# Electric brake



## Mikelkie (Apr 3, 2018)

I was getting tired of stopping the drill by hand or wait for it to stop by itself
to change from drill bit to a tap.
So i build and fitted a dc electric brake and foot switch. It stops almost immediately now
and a pleasure to use with both hands free.


----------



## Ulma Doctor (Apr 3, 2018)

very nice, can you post pictures???


----------



## Bob Korves (Apr 3, 2018)

Mikelkie said:


> I was getting tired of stopping the drill by hand or wait for it to stop by itself
> to change from drill bit to a tap.
> So i build and fitted a dc electric brake and foot switch.
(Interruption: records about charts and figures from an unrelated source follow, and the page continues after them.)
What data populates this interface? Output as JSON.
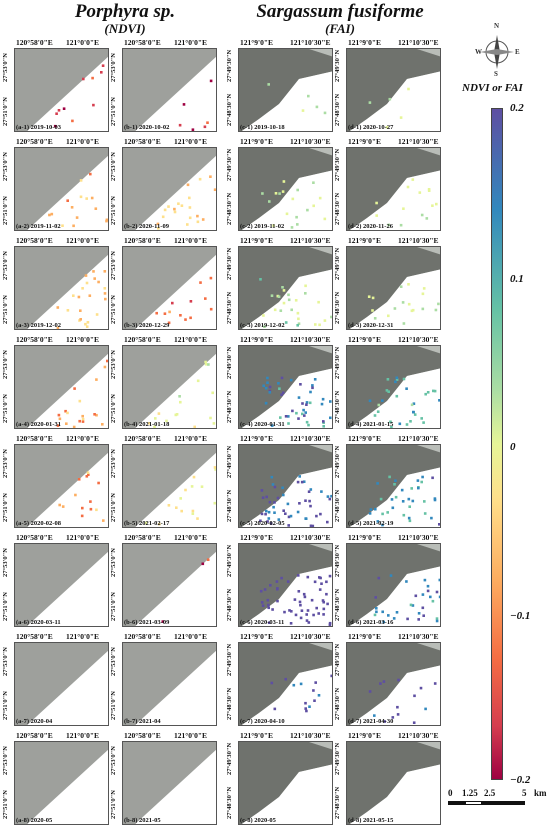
{
  "titles": {
    "left_main": "Porphyra sp.",
    "left_sub": "(NDVI)",
    "right_main": "Sargassum fusiforme",
    "right_sub": "(FAI)"
  },
  "legend": {
    "title": "NDVI or FAI",
    "max_label": "0.2",
    "upper_label": "0.1",
    "mid_label": "0",
    "lower_label": "−0.1",
    "min_label": "−0.2",
    "gradient_colors": [
      "#5e4fa2",
      "#3288bd",
      "#66c2a5",
      "#abdda4",
      "#e6f598",
      "#fee08b",
      "#fdae61",
      "#f46d43",
      "#d53e4f",
      "#9e0142"
    ]
  },
  "compass": {
    "n": "N",
    "s": "S",
    "e": "E",
    "w": "W",
    "icon": "compass-rose-icon"
  },
  "scalebar": {
    "labels": [
      "0",
      "1.25",
      "2.5",
      "5"
    ],
    "unit": "km"
  },
  "ticks": {
    "porphyra_x1": "120°58'0\"E",
    "porphyra_x2": "121°0'0\"E",
    "porphyra_y1": "27°53'0\"N",
    "porphyra_y2": "27°51'0\"N",
    "sargassum_x1": "121°9'0\"E",
    "sargassum_x2": "121°10'30\"E",
    "sargassum_y1": "27°49'30\"N",
    "sargassum_y2": "27°48'30\"N"
  },
  "rows": [
    {
      "captions": [
        "(a-1) 2019-10-03",
        "(b-1) 2020-10-02",
        "(c-1) 2019-10-18",
        "(d-1) 2020-10-27"
      ],
      "intensity": [
        0.15,
        0.1,
        0.05,
        0.05
      ],
      "hue": [
        0.0,
        0.0,
        0.55,
        0.55
      ]
    },
    {
      "captions": [
        "(a-2) 2019-11-02",
        "(b-2) 2020-11-09",
        "(c-2) 2019-11-02",
        "(d-2) 2020-11-26"
      ],
      "intensity": [
        0.25,
        0.3,
        0.2,
        0.15
      ],
      "hue": [
        0.25,
        0.3,
        0.5,
        0.5
      ]
    },
    {
      "captions": [
        "(a-3) 2019-12-02",
        "(b-3) 2020-12-29",
        "(c-3) 2019-12-02",
        "(d-3) 2020-12-31"
      ],
      "intensity": [
        0.35,
        0.3,
        0.3,
        0.2
      ],
      "hue": [
        0.3,
        0.15,
        0.55,
        0.55
      ]
    },
    {
      "captions": [
        "(a-4) 2020-01-31",
        "(b-4) 2021-01-18",
        "(c-4) 2020-01-31",
        "(d-4) 2021-01-15"
      ],
      "intensity": [
        0.35,
        0.3,
        0.5,
        0.35
      ],
      "hue": [
        0.2,
        0.45,
        0.8,
        0.7
      ]
    },
    {
      "captions": [
        "(a-5) 2020-02-08",
        "(b-5) 2021-02-17",
        "(c-5) 2020-02-05",
        "(d-5) 2021-02-19"
      ],
      "intensity": [
        0.35,
        0.3,
        0.55,
        0.4
      ],
      "hue": [
        0.2,
        0.4,
        0.85,
        0.75
      ]
    },
    {
      "captions": [
        "(a-6) 2020-03-11",
        "(b-6) 2021-03-09",
        "(c-6) 2020-03-11",
        "(d-6) 2021-03-16"
      ],
      "intensity": [
        0.0,
        0.05,
        0.6,
        0.35
      ],
      "hue": [
        0.0,
        0.0,
        0.95,
        0.8
      ]
    },
    {
      "captions": [
        "(a-7) 2020-04",
        "(b-7) 2021-04",
        "(c-7) 2020-04-10",
        "(d-7) 2021-04-30"
      ],
      "intensity": [
        0.0,
        0.0,
        0.15,
        0.15
      ],
      "hue": [
        0.0,
        0.0,
        0.9,
        0.9
      ]
    },
    {
      "captions": [
        "(a-8) 2020-05",
        "(b-8) 2021-05",
        "(c-8) 2020-05",
        "(d-8) 2021-05-15"
      ],
      "intensity": [
        0.0,
        0.0,
        0.0,
        0.0
      ],
      "hue": [
        0.0,
        0.0,
        0.0,
        0.0
      ]
    }
  ]
}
It stops almost immediately now
> and a pleasure to use with both hands free.


Tell us more.  Pics, too.


----------



## Mikelkie (Apr 4, 2018)

The wiring consists of two contactors each with two sets normally closed (n/c) auxiliaries to avoid the closing of a contactor whilst the other one is closed. ie. electrical interlock
The second set of n/c aux. is to close the brake contacor to inject a dc current into the
running winding of the motor, supplied by a transformer and bridge rectifier.
The timer is set to energize the brake cotactor for the period needed to stop the motor. I also included a foot switch forward and reverse then it leave both hands free 
to locate drill points etc. I hope the diagram is legible. I will answer any question where
possible. Thanx for the interest shown
Mike


----------